Contamination: A decontamination activity was included in the timeline and exercised immediately after launch. However, during commissioning, a transmission degradation caused by water freezing on cold optical parts has been observed. Three additional decontamination activities have shown that transmission can be recovered by temporarily heating the optical parts. The rate of contamination seems to be decreasing with time. Nevertheless, at least one or two further decontamination operations will be required during the routine phase.
 
Micrometeoroids: The angular-momentum transfer from micrometeoroids was one of the mission elements taken into account in the design of Gaia. The commissioning data now show that the attitude control system on Gaia identifies and corrects any changes in the spin rate extremely well. Such attitude corrections had already been anticipated in the scientific software which will produce the Gaia catalogue.
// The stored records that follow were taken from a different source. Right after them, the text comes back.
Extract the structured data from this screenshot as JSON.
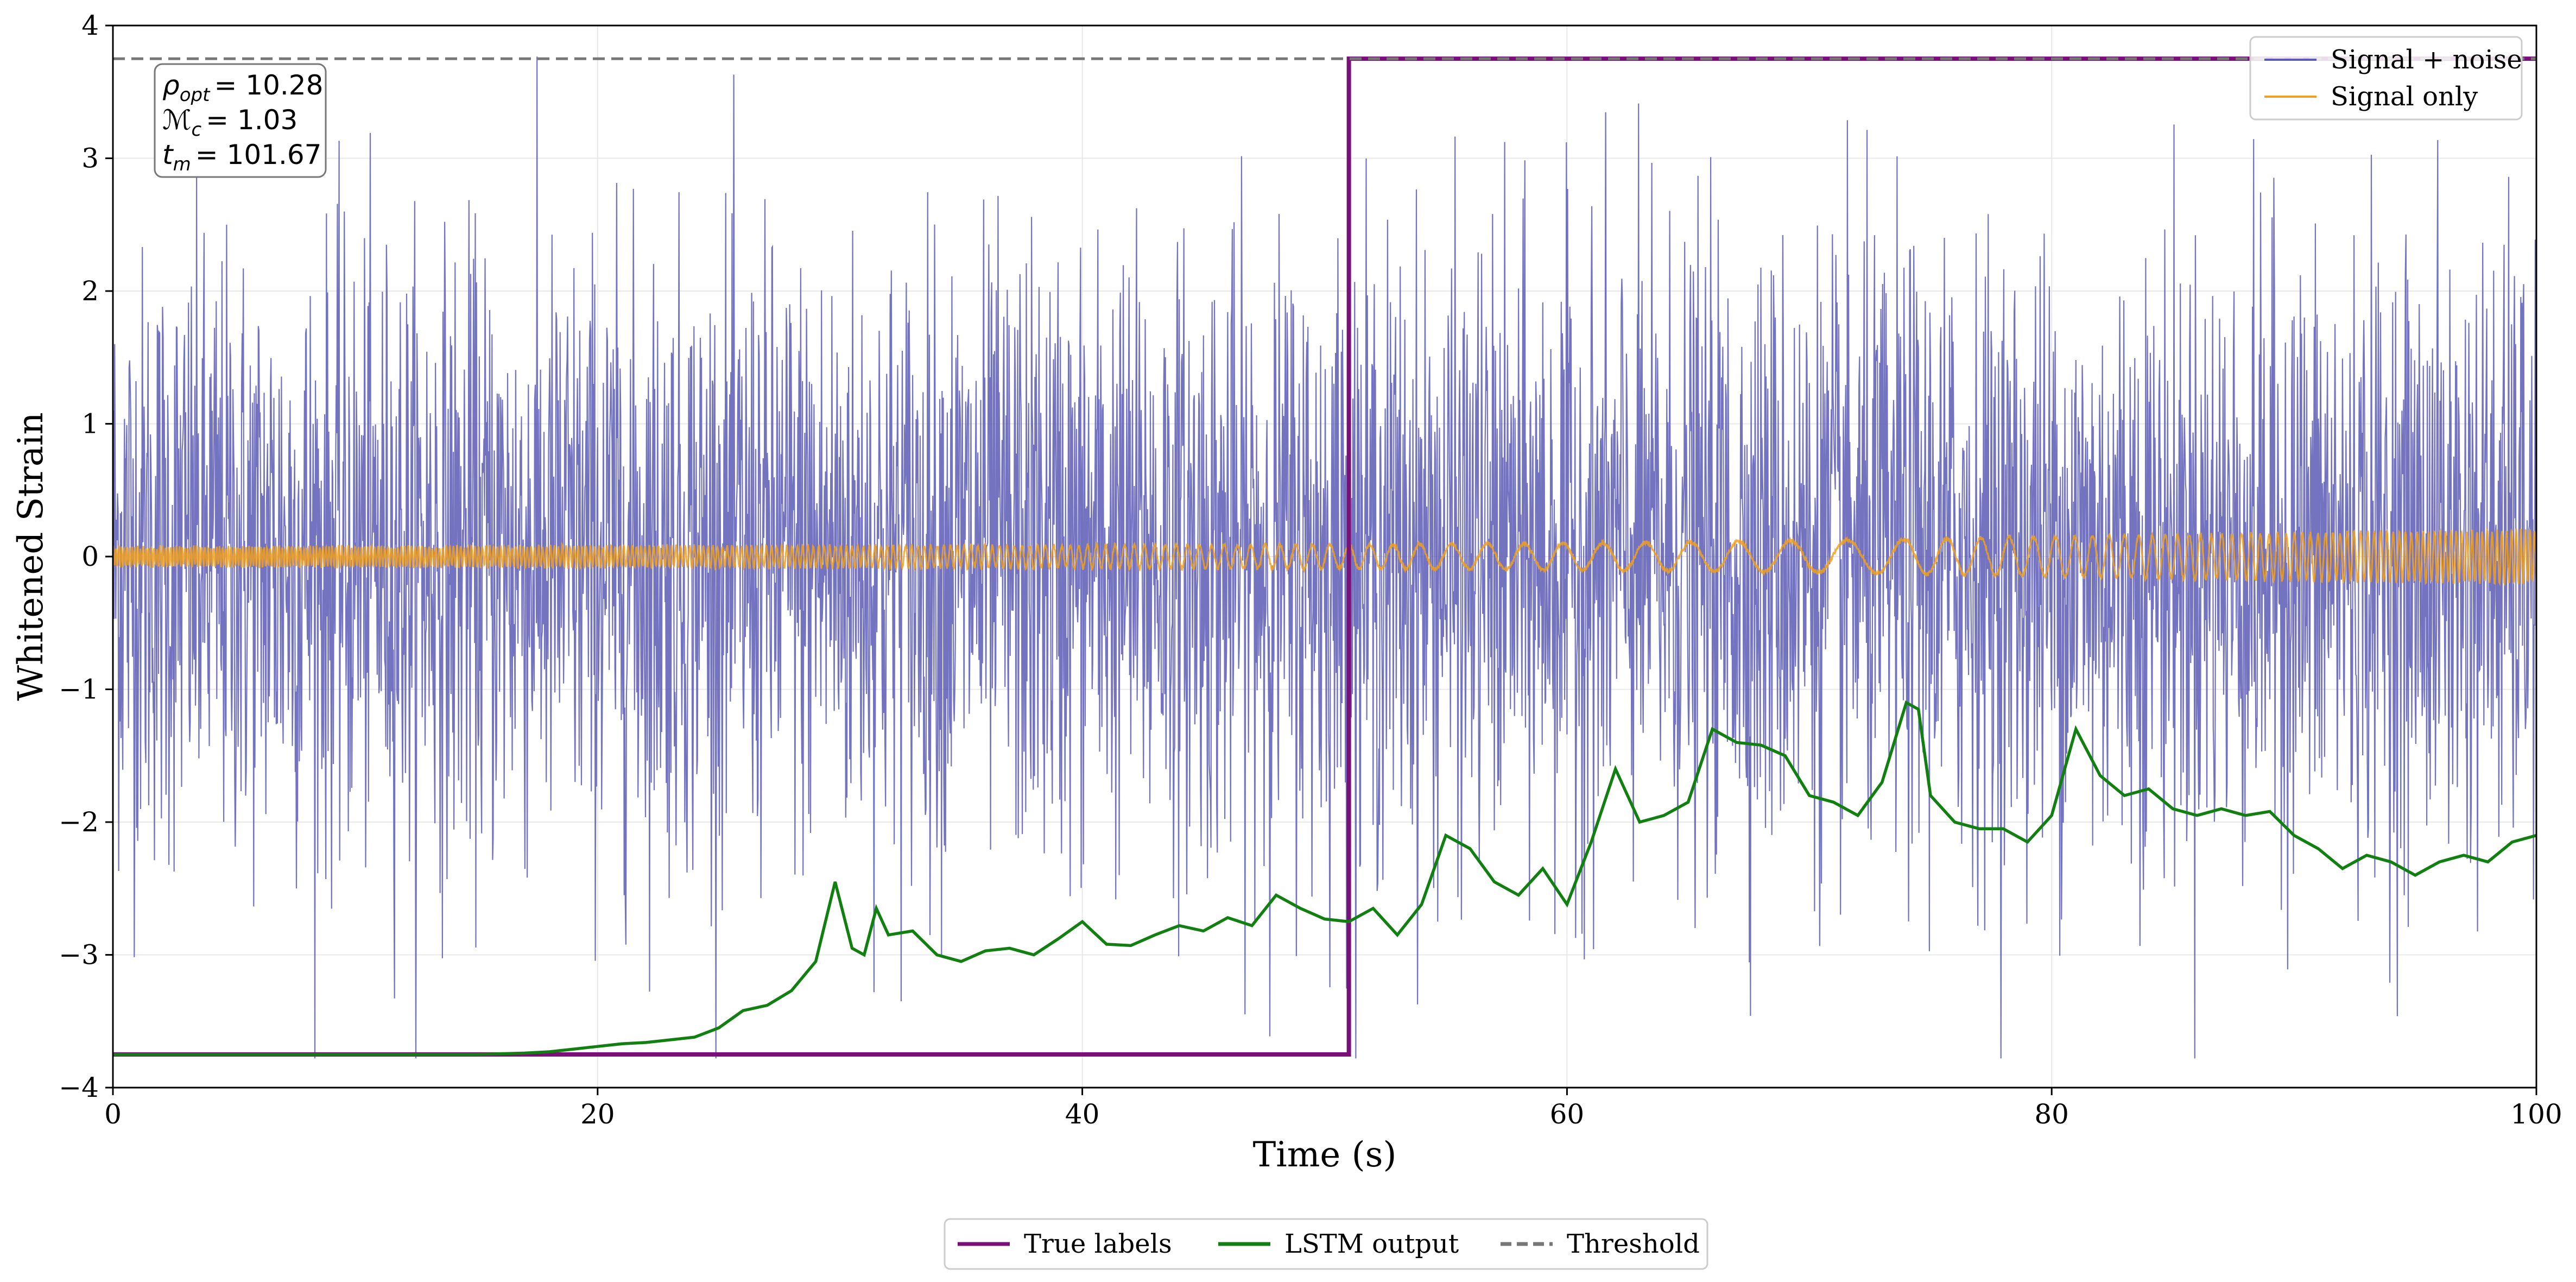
{
  "chart_data": {
    "type": "line",
    "title": "",
    "xlabel": "Time (s)",
    "ylabel": "Whitened Strain",
    "xlim": [
      0,
      100
    ],
    "ylim": [
      -4,
      4
    ],
    "xticks": [
      0,
      20,
      40,
      60,
      80,
      100
    ],
    "yticks": [
      -4,
      -3,
      -2,
      -1,
      0,
      1,
      2,
      3,
      4
    ],
    "xtick_labels": [
      "0",
      "20",
      "40",
      "60",
      "80",
      "100"
    ],
    "ytick_labels": [
      "−4",
      "−3",
      "−2",
      "−1",
      "0",
      "1",
      "2",
      "3",
      "4"
    ],
    "grid": true,
    "annotation": {
      "lines": [
        {
          "sym": "ρ",
          "sub": "opt",
          "value": "= 10.28"
        },
        {
          "sym": "ℳ",
          "sub": "c",
          "value": "= 1.03"
        },
        {
          "sym": "t",
          "sub": "m",
          "value": "= 101.67"
        }
      ]
    },
    "legend_upper": {
      "placement": "top-right",
      "entries": [
        {
          "label": "Signal + noise",
          "color": "#5b5bb5"
        },
        {
          "label": "Signal only",
          "color": "#f0a020"
        }
      ]
    },
    "legend_lower": {
      "placement": "bottom-center",
      "entries": [
        {
          "label": "True labels",
          "color": "#7a0f7a",
          "style": "solid"
        },
        {
          "label": "LSTM output",
          "color": "#118011",
          "style": "solid"
        },
        {
          "label": "Threshold",
          "color": "#777777",
          "style": "dashed"
        }
      ]
    },
    "series": [
      {
        "name": "Signal + noise",
        "color": "#5b5bb5",
        "kind": "noise",
        "note_rendering": "random noise, std approx 1.2, clipped to [-3.8, 3.8]"
      },
      {
        "name": "Signal only",
        "color": "#f0a020",
        "kind": "chirp",
        "amplitude_envelope": [
          [
            0,
            0.07
          ],
          [
            50,
            0.09
          ],
          [
            60,
            0.1
          ],
          [
            70,
            0.12
          ],
          [
            80,
            0.15
          ],
          [
            90,
            0.18
          ],
          [
            100,
            0.2
          ]
        ]
      },
      {
        "name": "True labels",
        "color": "#7a0f7a",
        "kind": "step",
        "x": [
          0,
          51,
          51,
          100
        ],
        "y": [
          -3.75,
          -3.75,
          3.75,
          3.75
        ]
      },
      {
        "name": "LSTM output",
        "color": "#118011",
        "kind": "line",
        "x": [
          0,
          5,
          10,
          15,
          17,
          18,
          19,
          20,
          21,
          22,
          23,
          24,
          25,
          26,
          27,
          28,
          29,
          29.8,
          30.5,
          31,
          31.5,
          32,
          33,
          34,
          35,
          36,
          37,
          38,
          39,
          40,
          41,
          42,
          43,
          44,
          45,
          46,
          47,
          48,
          49,
          50,
          51,
          52,
          53,
          54,
          55,
          56,
          57,
          58,
          59,
          60,
          61,
          62,
          63,
          64,
          65,
          66,
          67,
          68,
          69,
          70,
          71,
          72,
          73,
          74,
          74.5,
          75,
          76,
          77,
          78,
          79,
          80,
          81,
          82,
          83,
          84,
          85,
          86,
          87,
          88,
          89,
          90,
          91,
          92,
          93,
          94,
          95,
          96,
          97,
          98,
          99,
          100
        ],
        "y": [
          -3.75,
          -3.75,
          -3.75,
          -3.75,
          -3.74,
          -3.73,
          -3.71,
          -3.69,
          -3.67,
          -3.66,
          -3.64,
          -3.62,
          -3.55,
          -3.42,
          -3.38,
          -3.27,
          -3.05,
          -2.45,
          -2.95,
          -3.0,
          -2.65,
          -2.85,
          -2.82,
          -3.0,
          -3.05,
          -2.97,
          -2.95,
          -3.0,
          -2.88,
          -2.75,
          -2.92,
          -2.93,
          -2.85,
          -2.78,
          -2.82,
          -2.72,
          -2.78,
          -2.55,
          -2.65,
          -2.73,
          -2.75,
          -2.65,
          -2.85,
          -2.62,
          -2.1,
          -2.2,
          -2.45,
          -2.55,
          -2.35,
          -2.62,
          -2.15,
          -1.6,
          -2.0,
          -1.95,
          -1.85,
          -1.3,
          -1.4,
          -1.42,
          -1.5,
          -1.8,
          -1.85,
          -1.95,
          -1.7,
          -1.1,
          -1.15,
          -1.8,
          -2.0,
          -2.05,
          -2.05,
          -2.15,
          -1.95,
          -1.3,
          -1.65,
          -1.8,
          -1.75,
          -1.9,
          -1.95,
          -1.9,
          -1.95,
          -1.92,
          -2.1,
          -2.2,
          -2.35,
          -2.25,
          -2.3,
          -2.4,
          -2.3,
          -2.25,
          -2.3,
          -2.15,
          -2.1
        ]
      },
      {
        "name": "Threshold",
        "color": "#777777",
        "kind": "hline",
        "y": 3.75
      }
    ]
  }
}
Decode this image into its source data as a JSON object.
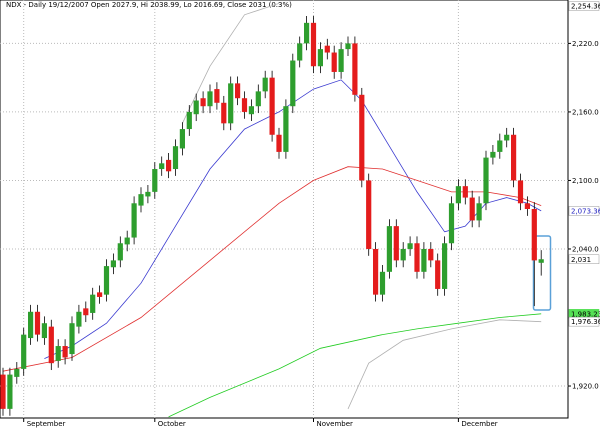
{
  "chart_data": {
    "type": "candlestick",
    "title": "NDX - Daily 19/12/2007 Open 2027.9, Hi 2038.99, Lo 2016.69, Close 2031 (0.3%)",
    "categories": [
      null,
      null,
      null,
      "September",
      null,
      null,
      null,
      null,
      null,
      null,
      null,
      null,
      null,
      null,
      null,
      null,
      null,
      null,
      null,
      null,
      null,
      null,
      "October",
      null,
      null,
      null,
      null,
      null,
      null,
      null,
      null,
      null,
      null,
      null,
      null,
      null,
      null,
      null,
      null,
      null,
      null,
      null,
      null,
      null,
      null,
      "November",
      null,
      null,
      null,
      null,
      null,
      null,
      null,
      null,
      null,
      null,
      null,
      null,
      null,
      null,
      null,
      null,
      null,
      null,
      null,
      null,
      "December",
      null,
      null,
      null,
      null,
      null,
      null,
      null,
      null,
      null,
      null,
      null,
      null
    ],
    "open": [
      1930,
      1900,
      1928,
      1935,
      1962,
      1985,
      1962,
      1972,
      1942,
      1955,
      1948,
      1972,
      1988,
      1984,
      2002,
      2000,
      2024,
      2030,
      2044,
      2050,
      2078,
      2086,
      2090,
      2110,
      2118,
      2110,
      2128,
      2145,
      2158,
      2172,
      2165,
      2180,
      2168,
      2150,
      2185,
      2172,
      2158,
      2165,
      2178,
      2190,
      2140,
      2125,
      2165,
      2205,
      2220,
      2238,
      2200,
      2218,
      2212,
      2195,
      2215,
      2220,
      2175,
      2100,
      2040,
      2000,
      2020,
      2060,
      2030,
      2040,
      2045,
      2020,
      2040,
      2030,
      2005,
      2045,
      2080,
      2095,
      2085,
      2065,
      2080,
      2120,
      2125,
      2135,
      2140,
      2100,
      2080,
      2075,
      2027.9
    ],
    "high": [
      1936,
      1936,
      1941,
      1971,
      1991,
      1991,
      1981,
      1978,
      1961,
      1961,
      1981,
      1991,
      1994,
      2006,
      2008,
      2031,
      2036,
      2051,
      2056,
      2086,
      2094,
      2096,
      2116,
      2121,
      2124,
      2136,
      2151,
      2166,
      2176,
      2178,
      2184,
      2186,
      2174,
      2191,
      2191,
      2178,
      2171,
      2184,
      2196,
      2196,
      2146,
      2171,
      2211,
      2226,
      2244,
      2244,
      2221,
      2224,
      2218,
      2221,
      2226,
      2226,
      2181,
      2106,
      2046,
      2026,
      2066,
      2066,
      2046,
      2051,
      2051,
      2046,
      2046,
      2036,
      2051,
      2086,
      2101,
      2101,
      2091,
      2086,
      2126,
      2131,
      2141,
      2146,
      2146,
      2106,
      2086,
      2081,
      2038.99
    ],
    "low": [
      1894,
      1894,
      1922,
      1929,
      1956,
      1959,
      1956,
      1934,
      1936,
      1939,
      1942,
      1966,
      1976,
      1978,
      1992,
      1994,
      2018,
      2024,
      2038,
      2044,
      2072,
      2080,
      2084,
      2104,
      2102,
      2104,
      2122,
      2139,
      2152,
      2159,
      2159,
      2162,
      2144,
      2144,
      2166,
      2154,
      2152,
      2159,
      2172,
      2134,
      2119,
      2119,
      2159,
      2199,
      2214,
      2194,
      2194,
      2206,
      2189,
      2189,
      2209,
      2169,
      2094,
      2034,
      1994,
      1994,
      2014,
      2024,
      2024,
      2034,
      2014,
      2014,
      2024,
      1999,
      1999,
      2039,
      2074,
      2079,
      2059,
      2059,
      2074,
      2114,
      2119,
      2129,
      2094,
      2074,
      2069,
      1990,
      2016.69
    ],
    "close": [
      1900,
      1930,
      1935,
      1965,
      1985,
      1965,
      1975,
      1940,
      1955,
      1945,
      1975,
      1985,
      1982,
      2000,
      1998,
      2025,
      2030,
      2045,
      2050,
      2080,
      2088,
      2090,
      2110,
      2115,
      2108,
      2130,
      2145,
      2160,
      2170,
      2165,
      2178,
      2168,
      2150,
      2185,
      2172,
      2160,
      2165,
      2178,
      2190,
      2140,
      2125,
      2165,
      2205,
      2220,
      2238,
      2200,
      2215,
      2212,
      2195,
      2215,
      2220,
      2175,
      2100,
      2040,
      2000,
      2020,
      2060,
      2030,
      2040,
      2045,
      2020,
      2040,
      2030,
      2005,
      2045,
      2080,
      2095,
      2085,
      2065,
      2080,
      2120,
      2125,
      2135,
      2140,
      2100,
      2080,
      2075,
      2030,
      2031
    ],
    "up_color": "#2e9e2e",
    "down_color": "#e41c1c",
    "overlays": [
      {
        "color": "#3a3ad0",
        "x": [
          6,
          10,
          15,
          20,
          25,
          30,
          35,
          40,
          45,
          49,
          52,
          55,
          60,
          64,
          67,
          70,
          73,
          76,
          78
        ],
        "values": [
          1944,
          1955,
          1975,
          2010,
          2060,
          2110,
          2145,
          2160,
          2180,
          2188,
          2170,
          2140,
          2090,
          2055,
          2060,
          2080,
          2085,
          2080,
          2073.36
        ]
      },
      {
        "color": "#e03030",
        "x": [
          0,
          10,
          20,
          30,
          40,
          45,
          50,
          55,
          60,
          65,
          70,
          75,
          78
        ],
        "values": [
          1933,
          1945,
          1980,
          2030,
          2080,
          2100,
          2112,
          2110,
          2100,
          2090,
          2090,
          2085,
          2078
        ]
      },
      {
        "color": "#22cc22",
        "x": [
          24,
          30,
          40,
          46,
          55,
          60,
          66,
          72,
          78
        ],
        "values": [
          1893,
          1910,
          1935,
          1953,
          1965,
          1970,
          1975,
          1980,
          1983.23
        ]
      },
      {
        "color": "#b0b0b0",
        "x": [
          26,
          30,
          35,
          40
        ],
        "values": [
          2150,
          2200,
          2245,
          2255
        ]
      },
      {
        "color": "#b0b0b0",
        "x": [
          50,
          53,
          58,
          65,
          72,
          78
        ],
        "values": [
          1900,
          1940,
          1960,
          1970,
          1978,
          1976.36
        ]
      }
    ],
    "ylim": [
      1892,
      2258
    ],
    "yticks": [
      {
        "value": 1920,
        "label": "1,920.0"
      },
      {
        "value": 2040,
        "label": "2,040.0"
      },
      {
        "value": 2100,
        "label": "2,100.0"
      },
      {
        "value": 2160,
        "label": "2,160.0"
      },
      {
        "value": 2220,
        "label": "2,220.0"
      }
    ],
    "value_tags": [
      {
        "value": 2254.36,
        "label": "2,254.36",
        "color": "#ffffff",
        "text_color": "#000000"
      },
      {
        "value": 2073.36,
        "label": "2,073.36",
        "color": "#ffffff",
        "text_color": "#2020c0"
      },
      {
        "value": 2031,
        "label": "2,031",
        "color": "#ffffff",
        "text_color": "#000000"
      },
      {
        "value": 1983.23,
        "label": "1,983.23",
        "color": "#55e055",
        "text_color": "#000000"
      },
      {
        "value": 1976.36,
        "label": "1,976.36",
        "color": "#ffffff",
        "text_color": "#000000"
      }
    ],
    "grid": true
  }
}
While the number of impact events in the 1-10 milli-arcsec/s spin-rate-change range is once a day, as expected, there seem to be two orders of magnitude more impacts in the 0.1-1 milli-arcsec/s range. These minute events can be detected as a result of the excellent performance of the attitude control system. However, before starting to correct micrometeoroid flux models, further work needs to be conducted to ensure that these small spin-rate changes are indeed caused by micrometeoroid hits.
 
Scientific performance estimates have been calculated on the basis of the commissioning data. During commissioning, tests have been conducted to explore Gaia's performance for the ~6000 brightest stars in the sky which were originally thought to be too bright for Gaia. The on-board detection parameters are now tuned in such a way that the bright limit for Gaia has been extended from 6 to 3 mag. The remaining ~230 stars in the sky brighter than this limit are actually also reachable by Gaia but this will require activating a special mode which has been tested successfully during commissioning and which will be used. For this mode, the on-ground processing or calibration software does not yet exist, but the end-of-mission astrometric precision for these very brightest stars is expected to be of the order of some tens of micro-arcsec.
 
The Gaia data-release scenario has been revised taking into account the new software development required to cope with the commissioning findings. The revised scenario anticipates the first intermediate catalogue in the summer of 2016. The work on the science-alerts pipelines is progressing nominally with the aim to have the first alerts released later this year.
 
Last week Friday, 25 July 2014, Gaia started its routine phase by scanning the sky for 28 days using the so-called ecliptic-poles scanning law. This is useful to bootstrap the basic calibrations of the data. After these 28 days, the nominal scanning law will be used to determine how Gaia is scanning the sky. Although the commissioning phase has ended, some activities remain to be completed. The root causes of the stray light and the basic-angle variations have not been found yet. A dedicated working group will hence address these topics during the remainder of 2014. Nonetheless, Gaia has started its 5-year journey today to produce a map of the Galaxy in three dimensions for one billion stars with unprecedented precision!